Why Institutional Stability Matters for Caribbean Investment
For property investors, developers, and businesses operating across the Caribbean, CARICOM governance is not an abstract constitutional matter. The organisation plays a meaningful role in facilitating the free movement of goods, services, capital, and skilled labour across the region — the conditions that underpin cross-border investment in real estate and construction.
Regional confidence in CARICOM institutions matters to foreign investors who view the Caribbean as a single investment destination, and to development financiers whose support for infrastructure, housing, and climate resilience projects often flows through regional coordination frameworks.
The Specific Legal Argument
Professor Ramlogan argued that Article 24 of the Revised Treaty of Chaguaramas vests the authority to appoint and reappoint the Secretary-General explicitly in the Conference of Heads of Government. The Nevis retreat, he said, operated under procedures structurally distinct from a formal Conference meeting, and therefore lacked the institutional competence to make a binding appointment.
Only ten of fifteen member states participated in the decision.
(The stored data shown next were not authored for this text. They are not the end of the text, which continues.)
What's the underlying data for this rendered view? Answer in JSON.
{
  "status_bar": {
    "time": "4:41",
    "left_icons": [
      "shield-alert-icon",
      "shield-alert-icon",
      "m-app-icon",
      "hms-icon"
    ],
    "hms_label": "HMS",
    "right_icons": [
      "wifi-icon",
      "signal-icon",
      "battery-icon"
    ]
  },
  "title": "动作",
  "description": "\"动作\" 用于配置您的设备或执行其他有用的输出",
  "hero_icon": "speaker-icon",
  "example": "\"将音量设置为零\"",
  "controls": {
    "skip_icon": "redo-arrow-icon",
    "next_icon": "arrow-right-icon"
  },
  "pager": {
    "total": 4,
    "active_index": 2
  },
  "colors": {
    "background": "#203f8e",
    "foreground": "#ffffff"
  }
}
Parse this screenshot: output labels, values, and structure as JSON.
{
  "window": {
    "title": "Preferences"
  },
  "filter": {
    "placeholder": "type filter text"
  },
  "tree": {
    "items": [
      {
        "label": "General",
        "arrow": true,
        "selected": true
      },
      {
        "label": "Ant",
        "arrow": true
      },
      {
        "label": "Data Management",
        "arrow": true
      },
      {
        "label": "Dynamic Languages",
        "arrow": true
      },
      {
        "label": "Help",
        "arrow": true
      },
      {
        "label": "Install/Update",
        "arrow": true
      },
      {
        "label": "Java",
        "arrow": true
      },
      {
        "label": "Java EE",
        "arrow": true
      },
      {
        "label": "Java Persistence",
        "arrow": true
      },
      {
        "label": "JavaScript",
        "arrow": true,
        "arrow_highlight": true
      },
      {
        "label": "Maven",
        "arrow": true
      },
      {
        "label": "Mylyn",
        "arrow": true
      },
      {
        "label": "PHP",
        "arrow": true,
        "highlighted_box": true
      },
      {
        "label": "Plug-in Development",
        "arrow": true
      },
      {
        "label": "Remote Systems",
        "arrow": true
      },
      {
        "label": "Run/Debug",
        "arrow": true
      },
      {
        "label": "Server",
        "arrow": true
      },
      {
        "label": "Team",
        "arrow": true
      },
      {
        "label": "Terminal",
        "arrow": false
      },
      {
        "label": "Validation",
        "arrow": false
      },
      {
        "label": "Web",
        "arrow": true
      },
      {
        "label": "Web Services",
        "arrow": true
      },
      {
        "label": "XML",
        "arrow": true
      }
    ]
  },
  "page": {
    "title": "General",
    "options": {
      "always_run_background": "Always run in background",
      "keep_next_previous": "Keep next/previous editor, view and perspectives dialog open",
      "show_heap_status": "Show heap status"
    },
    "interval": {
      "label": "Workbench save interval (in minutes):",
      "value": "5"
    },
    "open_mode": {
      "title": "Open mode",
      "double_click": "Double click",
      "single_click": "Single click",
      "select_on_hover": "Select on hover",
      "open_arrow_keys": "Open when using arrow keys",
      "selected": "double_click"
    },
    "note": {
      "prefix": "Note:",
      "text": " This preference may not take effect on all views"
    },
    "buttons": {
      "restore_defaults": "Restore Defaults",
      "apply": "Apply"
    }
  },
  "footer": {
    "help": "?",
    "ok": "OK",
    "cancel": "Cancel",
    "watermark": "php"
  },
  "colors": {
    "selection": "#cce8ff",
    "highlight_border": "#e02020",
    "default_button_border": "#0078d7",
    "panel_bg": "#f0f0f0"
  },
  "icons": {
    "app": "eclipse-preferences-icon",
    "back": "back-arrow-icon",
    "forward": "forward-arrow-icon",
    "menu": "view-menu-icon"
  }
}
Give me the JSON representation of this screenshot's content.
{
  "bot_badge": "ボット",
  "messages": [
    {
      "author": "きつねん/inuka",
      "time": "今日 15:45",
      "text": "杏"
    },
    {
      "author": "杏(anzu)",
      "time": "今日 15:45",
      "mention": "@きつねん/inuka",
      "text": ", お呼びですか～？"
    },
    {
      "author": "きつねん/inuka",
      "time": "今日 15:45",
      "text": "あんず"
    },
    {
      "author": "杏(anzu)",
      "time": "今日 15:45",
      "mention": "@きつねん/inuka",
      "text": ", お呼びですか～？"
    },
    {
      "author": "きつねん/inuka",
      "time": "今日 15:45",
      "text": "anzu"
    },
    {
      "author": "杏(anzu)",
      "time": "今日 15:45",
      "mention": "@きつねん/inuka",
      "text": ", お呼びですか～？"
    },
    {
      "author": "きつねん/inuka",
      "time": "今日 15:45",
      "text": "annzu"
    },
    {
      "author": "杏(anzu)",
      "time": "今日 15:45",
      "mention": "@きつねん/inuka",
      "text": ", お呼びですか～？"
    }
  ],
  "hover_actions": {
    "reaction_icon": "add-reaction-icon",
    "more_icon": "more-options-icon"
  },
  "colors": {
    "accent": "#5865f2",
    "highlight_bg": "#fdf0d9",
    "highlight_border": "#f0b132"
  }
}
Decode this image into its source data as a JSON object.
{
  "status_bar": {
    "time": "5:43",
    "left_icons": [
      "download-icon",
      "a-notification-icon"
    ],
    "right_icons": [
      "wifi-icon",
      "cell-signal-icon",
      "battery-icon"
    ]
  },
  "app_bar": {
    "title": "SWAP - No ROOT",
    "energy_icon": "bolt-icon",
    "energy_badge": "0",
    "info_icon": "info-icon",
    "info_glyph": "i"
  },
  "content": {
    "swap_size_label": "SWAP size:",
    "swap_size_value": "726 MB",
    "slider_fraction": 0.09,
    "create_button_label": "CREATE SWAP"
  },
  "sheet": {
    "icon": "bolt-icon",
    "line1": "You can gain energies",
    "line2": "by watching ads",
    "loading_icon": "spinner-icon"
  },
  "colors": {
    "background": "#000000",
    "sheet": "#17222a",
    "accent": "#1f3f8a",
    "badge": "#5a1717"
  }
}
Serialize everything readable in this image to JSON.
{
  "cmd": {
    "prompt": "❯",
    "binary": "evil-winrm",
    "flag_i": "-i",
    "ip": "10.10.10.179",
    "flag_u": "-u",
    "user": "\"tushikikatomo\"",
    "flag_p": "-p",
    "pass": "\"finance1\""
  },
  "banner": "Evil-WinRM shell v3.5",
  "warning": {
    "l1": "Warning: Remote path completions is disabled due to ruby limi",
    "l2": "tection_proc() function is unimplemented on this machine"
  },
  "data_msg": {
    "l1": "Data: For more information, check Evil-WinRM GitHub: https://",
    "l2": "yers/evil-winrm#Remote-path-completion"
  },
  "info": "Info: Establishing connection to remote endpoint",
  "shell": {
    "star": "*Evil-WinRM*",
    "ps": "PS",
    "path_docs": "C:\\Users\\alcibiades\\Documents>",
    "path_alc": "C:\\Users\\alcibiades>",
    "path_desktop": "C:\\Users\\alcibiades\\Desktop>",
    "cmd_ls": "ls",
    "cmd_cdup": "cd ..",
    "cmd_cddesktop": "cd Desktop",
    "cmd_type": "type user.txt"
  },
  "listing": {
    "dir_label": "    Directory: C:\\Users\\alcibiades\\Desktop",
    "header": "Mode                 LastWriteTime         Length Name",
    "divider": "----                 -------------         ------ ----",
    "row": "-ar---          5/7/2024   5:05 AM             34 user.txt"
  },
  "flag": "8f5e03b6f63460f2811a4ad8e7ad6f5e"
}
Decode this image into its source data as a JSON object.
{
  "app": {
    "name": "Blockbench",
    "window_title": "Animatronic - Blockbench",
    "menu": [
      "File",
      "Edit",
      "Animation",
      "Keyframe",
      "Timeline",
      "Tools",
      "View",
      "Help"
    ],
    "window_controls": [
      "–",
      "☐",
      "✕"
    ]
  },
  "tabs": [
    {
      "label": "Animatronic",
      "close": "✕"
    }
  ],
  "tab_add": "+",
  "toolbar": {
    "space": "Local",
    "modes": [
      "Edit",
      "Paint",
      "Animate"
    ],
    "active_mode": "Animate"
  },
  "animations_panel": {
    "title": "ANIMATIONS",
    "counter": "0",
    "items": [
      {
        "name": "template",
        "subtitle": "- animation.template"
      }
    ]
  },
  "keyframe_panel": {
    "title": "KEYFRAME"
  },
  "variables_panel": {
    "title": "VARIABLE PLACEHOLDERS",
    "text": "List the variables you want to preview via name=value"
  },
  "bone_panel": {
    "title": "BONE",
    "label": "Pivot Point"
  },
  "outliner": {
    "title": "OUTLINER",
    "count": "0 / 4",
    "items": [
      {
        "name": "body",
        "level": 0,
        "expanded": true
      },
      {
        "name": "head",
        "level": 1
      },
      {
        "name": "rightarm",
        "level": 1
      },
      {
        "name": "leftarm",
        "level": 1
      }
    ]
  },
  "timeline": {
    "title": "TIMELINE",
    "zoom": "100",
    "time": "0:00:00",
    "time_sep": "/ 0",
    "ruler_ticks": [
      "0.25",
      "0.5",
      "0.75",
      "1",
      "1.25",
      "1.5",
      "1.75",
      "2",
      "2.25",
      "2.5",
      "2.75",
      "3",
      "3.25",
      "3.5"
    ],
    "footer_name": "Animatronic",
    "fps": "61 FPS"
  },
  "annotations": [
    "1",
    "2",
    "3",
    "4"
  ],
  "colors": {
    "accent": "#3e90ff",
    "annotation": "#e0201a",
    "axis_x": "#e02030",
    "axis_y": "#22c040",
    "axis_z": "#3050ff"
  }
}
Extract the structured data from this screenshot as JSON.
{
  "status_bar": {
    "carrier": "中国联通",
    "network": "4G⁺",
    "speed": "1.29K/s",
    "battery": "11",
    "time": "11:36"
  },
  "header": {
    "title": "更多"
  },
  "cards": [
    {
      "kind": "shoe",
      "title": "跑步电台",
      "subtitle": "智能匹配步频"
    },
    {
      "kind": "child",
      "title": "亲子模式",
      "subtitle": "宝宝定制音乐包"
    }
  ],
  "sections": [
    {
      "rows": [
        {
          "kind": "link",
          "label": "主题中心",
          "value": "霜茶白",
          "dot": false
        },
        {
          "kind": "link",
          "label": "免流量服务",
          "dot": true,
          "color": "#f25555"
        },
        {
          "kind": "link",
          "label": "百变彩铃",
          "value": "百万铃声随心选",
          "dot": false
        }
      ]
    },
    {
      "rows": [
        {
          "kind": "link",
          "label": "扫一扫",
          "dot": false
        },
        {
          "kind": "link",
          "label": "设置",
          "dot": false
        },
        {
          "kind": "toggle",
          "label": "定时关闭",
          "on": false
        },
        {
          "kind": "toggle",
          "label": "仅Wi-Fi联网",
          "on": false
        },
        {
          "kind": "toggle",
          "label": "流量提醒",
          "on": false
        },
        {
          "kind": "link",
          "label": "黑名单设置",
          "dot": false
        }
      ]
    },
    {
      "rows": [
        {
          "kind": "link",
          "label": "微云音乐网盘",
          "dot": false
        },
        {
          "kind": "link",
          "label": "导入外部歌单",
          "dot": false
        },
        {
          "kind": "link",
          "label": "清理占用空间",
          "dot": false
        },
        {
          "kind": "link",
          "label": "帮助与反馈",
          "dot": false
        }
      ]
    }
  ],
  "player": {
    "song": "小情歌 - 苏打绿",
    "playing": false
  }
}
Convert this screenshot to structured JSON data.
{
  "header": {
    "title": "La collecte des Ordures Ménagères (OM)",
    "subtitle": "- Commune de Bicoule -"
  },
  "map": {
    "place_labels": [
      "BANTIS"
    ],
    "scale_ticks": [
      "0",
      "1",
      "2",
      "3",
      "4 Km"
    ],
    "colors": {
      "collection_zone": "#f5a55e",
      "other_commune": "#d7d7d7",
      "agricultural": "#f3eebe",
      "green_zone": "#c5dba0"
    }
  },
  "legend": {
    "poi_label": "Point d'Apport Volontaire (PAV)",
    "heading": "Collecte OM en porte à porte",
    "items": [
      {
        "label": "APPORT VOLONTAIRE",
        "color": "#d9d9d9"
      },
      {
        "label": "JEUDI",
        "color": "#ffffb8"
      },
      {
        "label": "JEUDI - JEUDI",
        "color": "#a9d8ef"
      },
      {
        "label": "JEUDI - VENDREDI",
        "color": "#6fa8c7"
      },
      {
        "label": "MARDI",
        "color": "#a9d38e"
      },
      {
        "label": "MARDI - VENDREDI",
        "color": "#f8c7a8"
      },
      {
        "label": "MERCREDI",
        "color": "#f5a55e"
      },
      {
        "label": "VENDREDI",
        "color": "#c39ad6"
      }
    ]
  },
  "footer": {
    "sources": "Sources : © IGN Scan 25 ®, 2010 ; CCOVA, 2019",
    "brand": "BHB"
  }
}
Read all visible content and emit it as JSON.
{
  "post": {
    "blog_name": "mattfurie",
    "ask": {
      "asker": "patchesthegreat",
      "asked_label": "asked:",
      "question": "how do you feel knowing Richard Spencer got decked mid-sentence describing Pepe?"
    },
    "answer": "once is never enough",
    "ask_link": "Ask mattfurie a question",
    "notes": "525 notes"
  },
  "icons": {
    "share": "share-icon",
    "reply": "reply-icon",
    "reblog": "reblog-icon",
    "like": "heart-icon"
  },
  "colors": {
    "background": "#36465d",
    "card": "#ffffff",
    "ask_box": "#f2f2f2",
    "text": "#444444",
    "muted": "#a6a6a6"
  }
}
Trinidad and Tobago, The Bahamas, and Antigua and Barbuda had representatives excluded from the process when their foreign ministers were barred from attending the heads-only retreat.
Context: A Region Already Under Pressure
The legal challenge emerges at a moment when the Caribbean is navigating a complex set of economic pressures. Energy costs remain elevated following the Middle East conflict. Several islands are still recovering from storm damage. Climate resilience investment is urgently needed. Infrastructure gaps persist across multiple territories.
In Jamaica’s case, the government has spent J$67 billion on hurricane relief and recovery following Hurricane Melissa, and the island continues to carry the costs of rebuilding while simultaneously pursuing its ambitious housing construction programme.
For a region with this level of need, a credible and legally sound regional leadership structure is not optional — it is a prerequisite for effective advocacy with international development partners, climate finance institutions, and multilateral lenders.
What Happens Next
It remains to be seen whether CARICOM heads of government will formally revisit the appointment process or allow the current arrangement to continue while the legal questions remain unresolved. Jamaica has been an active participant in recent CARICOM initiatives, including leading a push within the Organisation of American States to strengthen emergency aid mechanisms for disaster-affected states — a matter of direct relevance to the island’s ongoing recovery.
The resolution of this governance dispute will be watched closely by regional business communities, investment bodies, and the Caribbean diaspora with interests in the region’s long-term economic trajectory.